An international team of researchers has developed a new self-healing material for wearable devices that exhibits increased conductivity when stretched.
Described in ACS Nano, the material is the work of a collaboration between Stanford University and the Korea Institute of Science and Technology (KIST). It is based on a previous polymer developed by the team that is highly elastic, can self-heal without the help of external stimuli, and has a mechanical strength similar to that of human skin, making it comfortable to wear for long periods of time. The new material has additional silver nanoparticles embedded within it, enabling it to function as an ‘interconnect’ or conduit that can transmit biosignals from the human body to an electronic device.
During tests, the material was attached to the body to measure biometric signals in real-time. The signals were then transmitted to a robotic arm, which successfully imitated the movements of a human arm in real-time. Furthermore, when stretched, the polymer’s electric conductivity increased, which is unlike similar materials. Under a tensile strain of 3,500 per cent, conductivity rose over 60-fold, according to the researchers.

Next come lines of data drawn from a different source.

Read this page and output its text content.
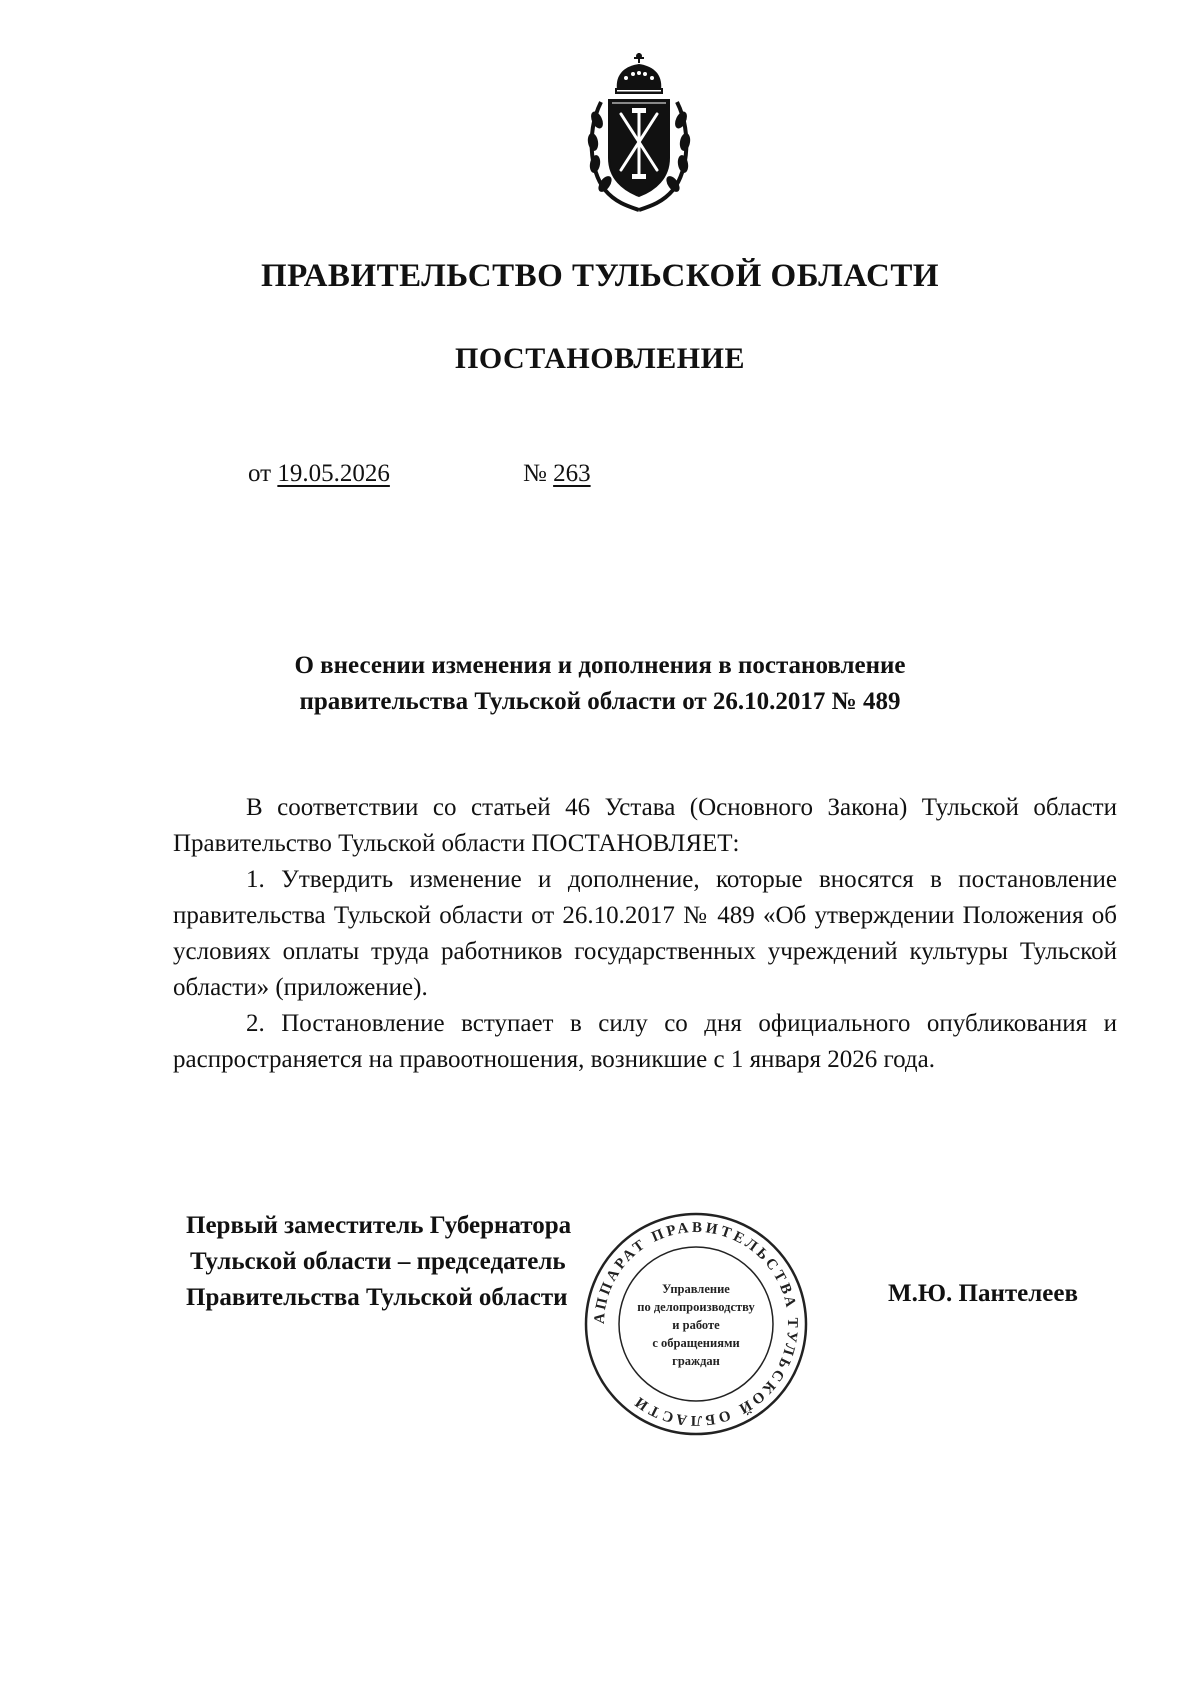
ПРАВИТЕЛЬСТВО ТУЛЬСКОЙ ОБЛАСТИ
ПОСТАНОВЛЕНИЕ
от 19.05.2026	№ 263
О внесении изменения и дополнения в постановление
правительства Тульской области от 26.10.2017 № 489

В соответствии со статьей 46 Устава (Основного Закона) Тульской области Правительство Тульской области ПОСТАНОВЛЯЕТ:

1. Утвердить изменение и дополнение, которые вносятся в постановление правительства Тульской области от 26.10.2017 № 489 «Об утверждении Положения об условиях оплаты труда работников государственных учреждений культуры Тульской области» (приложение).

2. Постановление вступает в силу со дня официального опубликования и распространяется на правоотношения, возникшие с 1 января 2026 года.

Первый заместитель Губернатора
Тульской области – председатель
Правительства Тульской области
АППАРАТ ПРАВИТЕЛЬСТВА ТУЛЬСКОЙ ОБЛАСТИ
Управление
по делопроизводству
и работе
с обращениями
граждан
М.Ю. Пантелеев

“Our material is able to function normally even after being subjected to extreme external forces that cause physical damages, and we believe that it will be actively utilised in the development and commercialisation of next-generation wearable electronic devices,” said KIST researcher Hyunseon Seo.
The team also investigated the new phenomenon of ‘electrical boosting’, which refers to the self-improvement of electrical conductivity through the rearrangement and self-alignment of the nanoparticles when the material is stretched. Using SEM and microcomputed tomography, the researchers were able to pinpoint the mechanism that was facilitating the boost. According to KIST, this feature – in combination with the self-healing and stretchability – should open up a range of applications for the material.
“Because the outcome of this study is essentially the foundational technology necessary for the development of materials that can be used in major areas of the Fourth Industrial Revolution, such as medical engineering, electrical engineering, and robotics, we expect that it will be applicable to diverse fields,” said KIST senior researcher, Dr Donghee Son.